The change in wavelength (\(\mathrm{\Delta \lambda}\)) of the photon is given by the
Compton formula:
\(\mathrm{\Delta \lambda = \lambda’ – \lambda = \dfrac{h}{m_e c} (1 – \cos \theta)} \)
where
- \(\mathrm{h}\) is Planck’s constant,
- \(\mathrm{m_e}\) is the electron mass,
- \(\mathrm{c}\) is the speed of light, and
- \(\mathrm{\theta}\) is the scattering angle.
Compton Wavelength
The quantity \(\mathrm{\lambda_C = \dfrac{h}{m_e c} \approx 2.43 \times 10^{-12} \, m}\) is called the Compton wavelength of the electron.
- Maximum wavelength shift occurs when the photon is scattered backward (\(\mathrm{\theta = 180^\circ}\)).
- This effect confirms that photons carry momentum \(\mathrm{p = \dfrac{h}{\lambda}}\) and behave as particles in collisions.
Key Features
- Photon loses energy and increases wavelength after scattering; the electron gains kinetic energy.
- Demonstrates particle-like behavior of light and momentum transfer.
- Depends on the scattering angle; no change in wavelength occurs for \(\mathrm{\theta = 0^\circ}\).
- Supports the quantum theory of electromagnetic radiation.
Example :
An X-ray photon of wavelength \(\mathrm{\lambda = 0.05 \, nm}\) is scattered at an angle \(\mathrm{\theta = 90^\circ}\).
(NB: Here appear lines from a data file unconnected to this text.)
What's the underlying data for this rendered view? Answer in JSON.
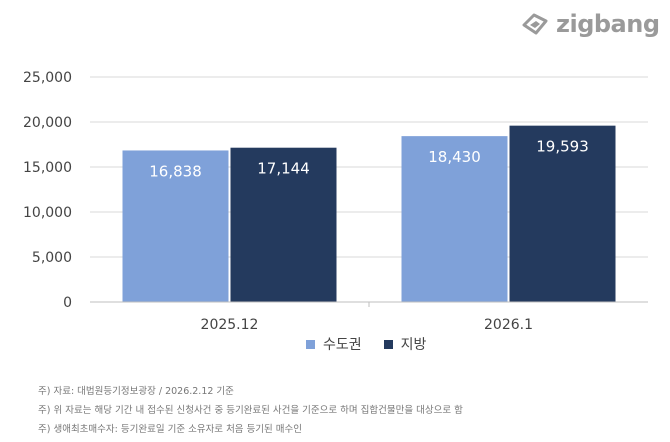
{
  "brand": {
    "name": "zigbang",
    "icon": "zigbang-logo-icon"
  },
  "chart_data": {
    "type": "bar",
    "categories": [
      "2025.12",
      "2026.1"
    ],
    "series": [
      {
        "name": "수도권",
        "values": [
          16838,
          18430
        ],
        "labels": [
          "16,838",
          "18,430"
        ],
        "color": "#7fa1d9"
      },
      {
        "name": "지방",
        "values": [
          17144,
          19593
        ],
        "labels": [
          "17,144",
          "19,593"
        ],
        "color": "#243a5e"
      }
    ],
    "ylim": [
      0,
      25000
    ],
    "yticks": [
      0,
      5000,
      10000,
      15000,
      20000,
      25000
    ],
    "ytick_labels": [
      "0",
      "5,000",
      "10,000",
      "15,000",
      "20,000",
      "25,000"
    ],
    "grid": true,
    "legend_position": "bottom"
  },
  "notes": [
    "주) 자료: 대법원등기정보광장 / 2026.2.12 기준",
    "주) 위 자료는 해당 기간 내 접수된 신청사건 중 등기완료된 사건을 기준으로 하며 집합건물만을 대상으로 함",
    "주) 생애최초매수자: 등기완료일 기준 소유자로 처음 등기된 매수인"
  ]
}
Find the wavelength shift (\(\mathrm{\Delta \lambda}\)).
▶️ Answer/Explanation
Step 1: Compton formula: \(\mathrm{\Delta \lambda = \lambda_C (1 – \cos \theta) = 2.43 \times 10^{-12} (1 – \cos 90^\circ)}\)
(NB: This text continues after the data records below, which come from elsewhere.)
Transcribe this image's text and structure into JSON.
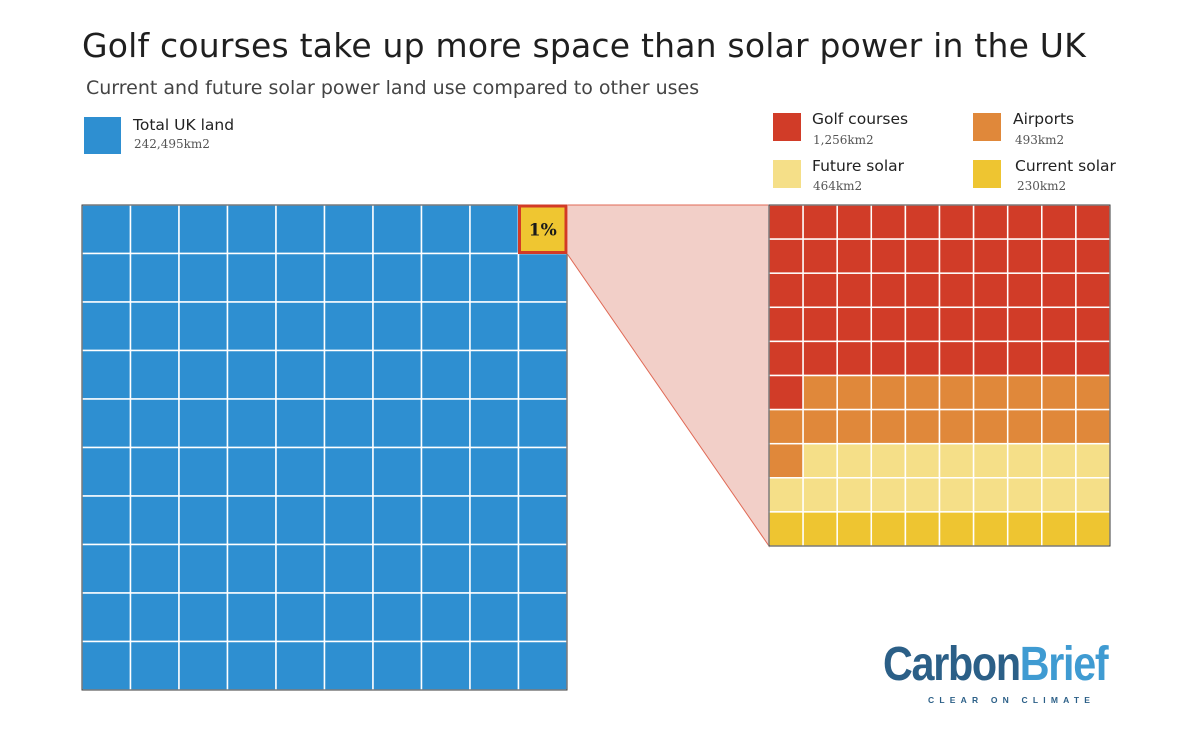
{
  "chart_data": {
    "type": "waffle",
    "title": "Golf courses take up more space than solar power in the UK",
    "subtitle": "Current and future solar power land use compared to other uses",
    "grid": "10x10",
    "main": {
      "label": "Total UK land",
      "value": 242495,
      "value_text": "242,495km2",
      "color": "#2e8fd1",
      "highlight_cell_label": "1%",
      "highlight_fill": "#efc631",
      "highlight_border": "#d23b26"
    },
    "detail": {
      "label": "1%",
      "series": [
        {
          "name": "Golf courses",
          "value": 1256,
          "value_text": "1,256km2",
          "color": "#d13c28",
          "cells": 51
        },
        {
          "name": "Airports",
          "value": 493,
          "value_text": "493km2",
          "color": "#e0883a",
          "cells": 20
        },
        {
          "name": "Future solar",
          "value": 464,
          "value_text": "464km2",
          "color": "#f5df88",
          "cells": 19
        },
        {
          "name": "Current solar",
          "value": 230,
          "value_text": "230km2",
          "color": "#eec531",
          "cells": 10
        }
      ]
    }
  },
  "brand": {
    "name_part1": "Carbon",
    "name_part2": "Brief",
    "tagline": "CLEAR ON CLIMATE"
  }
}
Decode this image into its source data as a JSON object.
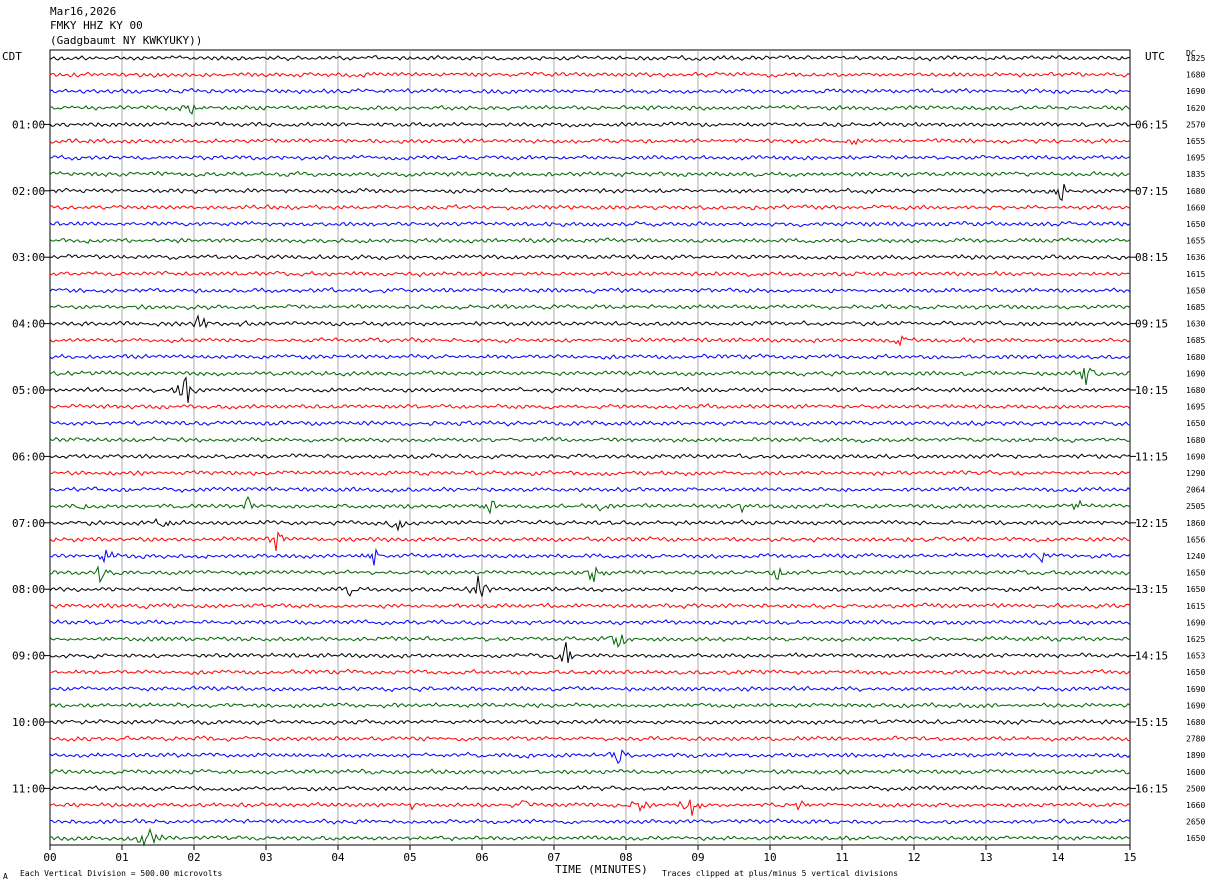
{
  "header": {
    "date": "Mar16,2026",
    "station": "FMKY HHZ KY 00",
    "location": "(Gadgbaumt NY KWKYUKY))"
  },
  "left_axis_label": "CDT",
  "right_axis_label": "UTC",
  "dc_label": "DC",
  "footer": {
    "scale_note": "Each Vertical Division = 500.00 microvolts",
    "clip_note": "Traces clipped at plus/minus 5 vertical divisions",
    "corner_mark": "A"
  },
  "chart_data": {
    "type": "line",
    "title": "",
    "xlabel": "TIME (MINUTES)",
    "ylabel": "",
    "xlim": [
      0,
      15
    ],
    "x_ticks": [
      "00",
      "01",
      "02",
      "03",
      "04",
      "05",
      "06",
      "07",
      "08",
      "09",
      "10",
      "11",
      "12",
      "13",
      "14",
      "15"
    ],
    "grid": true,
    "trace_count": 48,
    "trace_minutes": 15,
    "trace_colors": [
      "#000000",
      "#ff0000",
      "#0000ff",
      "#006400"
    ],
    "left_time_labels": [
      {
        "trace": 4,
        "label": "01:00"
      },
      {
        "trace": 8,
        "label": "02:00"
      },
      {
        "trace": 12,
        "label": "03:00"
      },
      {
        "trace": 16,
        "label": "04:00"
      },
      {
        "trace": 20,
        "label": "05:00"
      },
      {
        "trace": 24,
        "label": "06:00"
      },
      {
        "trace": 28,
        "label": "07:00"
      },
      {
        "trace": 32,
        "label": "08:00"
      },
      {
        "trace": 36,
        "label": "09:00"
      },
      {
        "trace": 40,
        "label": "10:00"
      },
      {
        "trace": 44,
        "label": "11:00"
      }
    ],
    "right_time_labels": [
      {
        "trace": 4,
        "label": "06:15"
      },
      {
        "trace": 8,
        "label": "07:15"
      },
      {
        "trace": 12,
        "label": "08:15"
      },
      {
        "trace": 16,
        "label": "09:15"
      },
      {
        "trace": 20,
        "label": "10:15"
      },
      {
        "trace": 24,
        "label": "11:15"
      },
      {
        "trace": 28,
        "label": "12:15"
      },
      {
        "trace": 32,
        "label": "13:15"
      },
      {
        "trace": 36,
        "label": "14:15"
      },
      {
        "trace": 40,
        "label": "15:15"
      },
      {
        "trace": 44,
        "label": "16:15"
      }
    ],
    "dc_offsets": [
      "1825",
      "1680",
      "1690",
      "1620",
      "2570",
      "1655",
      "1695",
      "1835",
      "1680",
      "1660",
      "1650",
      "1655",
      "1636",
      "1615",
      "1650",
      "1685",
      "1630",
      "1685",
      "1680",
      "1690",
      "1680",
      "1695",
      "1650",
      "1680",
      "1690",
      "1290",
      "2064",
      "2505",
      "1860",
      "1656",
      "1240",
      "1650",
      "1650",
      "1615",
      "1690",
      "1625",
      "1653",
      "1650",
      "1690",
      "1690",
      "1680",
      "2780",
      "1890",
      "1600",
      "2500",
      "1660",
      "2650",
      "1650"
    ],
    "events": [
      {
        "trace": 3,
        "minute": 1.95,
        "amp": 2.0
      },
      {
        "trace": 5,
        "minute": 11.15,
        "amp": 1.4
      },
      {
        "trace": 8,
        "minute": 14.05,
        "amp": 2.2
      },
      {
        "trace": 16,
        "minute": 2.1,
        "amp": 2.5
      },
      {
        "trace": 16,
        "minute": 2.65,
        "amp": 1.6
      },
      {
        "trace": 17,
        "minute": 11.8,
        "amp": 1.4
      },
      {
        "trace": 19,
        "minute": 14.4,
        "amp": 3.0
      },
      {
        "trace": 20,
        "minute": 1.9,
        "amp": 4.0
      },
      {
        "trace": 27,
        "minute": 0.45,
        "amp": 1.0
      },
      {
        "trace": 27,
        "minute": 2.75,
        "amp": 2.0
      },
      {
        "trace": 27,
        "minute": 6.1,
        "amp": 2.2
      },
      {
        "trace": 27,
        "minute": 7.7,
        "amp": 1.4
      },
      {
        "trace": 27,
        "minute": 9.6,
        "amp": 1.2
      },
      {
        "trace": 27,
        "minute": 14.3,
        "amp": 1.4
      },
      {
        "trace": 28,
        "minute": 1.55,
        "amp": 1.4
      },
      {
        "trace": 28,
        "minute": 4.8,
        "amp": 2.5
      },
      {
        "trace": 29,
        "minute": 3.15,
        "amp": 2.6
      },
      {
        "trace": 30,
        "minute": 0.75,
        "amp": 1.8
      },
      {
        "trace": 30,
        "minute": 4.5,
        "amp": 1.8
      },
      {
        "trace": 30,
        "minute": 13.8,
        "amp": 2.0
      },
      {
        "trace": 31,
        "minute": 0.7,
        "amp": 1.8
      },
      {
        "trace": 31,
        "minute": 7.55,
        "amp": 2.4
      },
      {
        "trace": 31,
        "minute": 10.1,
        "amp": 1.8
      },
      {
        "trace": 32,
        "minute": 1.9,
        "amp": 1.2
      },
      {
        "trace": 32,
        "minute": 4.1,
        "amp": 2.2
      },
      {
        "trace": 32,
        "minute": 5.95,
        "amp": 3.2
      },
      {
        "trace": 35,
        "minute": 7.9,
        "amp": 2.8
      },
      {
        "trace": 36,
        "minute": 7.15,
        "amp": 3.6
      },
      {
        "trace": 42,
        "minute": 7.9,
        "amp": 2.2
      },
      {
        "trace": 45,
        "minute": 6.5,
        "amp": 3.2
      },
      {
        "trace": 45,
        "minute": 8.2,
        "amp": 2.8
      },
      {
        "trace": 45,
        "minute": 8.9,
        "amp": 2.8
      },
      {
        "trace": 45,
        "minute": 10.4,
        "amp": 1.8
      },
      {
        "trace": 45,
        "minute": 5.0,
        "amp": 1.2
      },
      {
        "trace": 47,
        "minute": 1.35,
        "amp": 4.0
      }
    ]
  }
}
Step 2: Calculate: \(\mathrm{\cos 90^\circ = 0 \Rightarrow \Delta \lambda = 2.43 \times 10^{-12} \, m}\)
Step 3: Convert to nm: \(\mathrm{\Delta \lambda \approx 2.43 \times 10^{-3} \, nm}\)
Example :
Find the wavelength of the scattered photon if the incident photon has \(\mathrm{\lambda = 0.05 \, nm}\) and scattering angle \(\mathrm{\theta = 180^\circ}\).
▶️ Answer/Explanation
Step 1: Maximum wavelength shift: \(\mathrm{\Delta \lambda = \lambda_C (1 – \cos 180^\circ) = 2.43 \times 10^{-12} (1 – (-1)) = 4.86 \times 10^{-12} \, m}\)
Step 2: Scattered photon wavelength: \(\mathrm{\lambda’ = \lambda + \Delta \lambda = 0.05 \, nm + 0.00486 \, nm \approx 0.05486 \, nm}\)
Step 3: Interpretation: The photon is red-shifted due to energy transfer to the electron.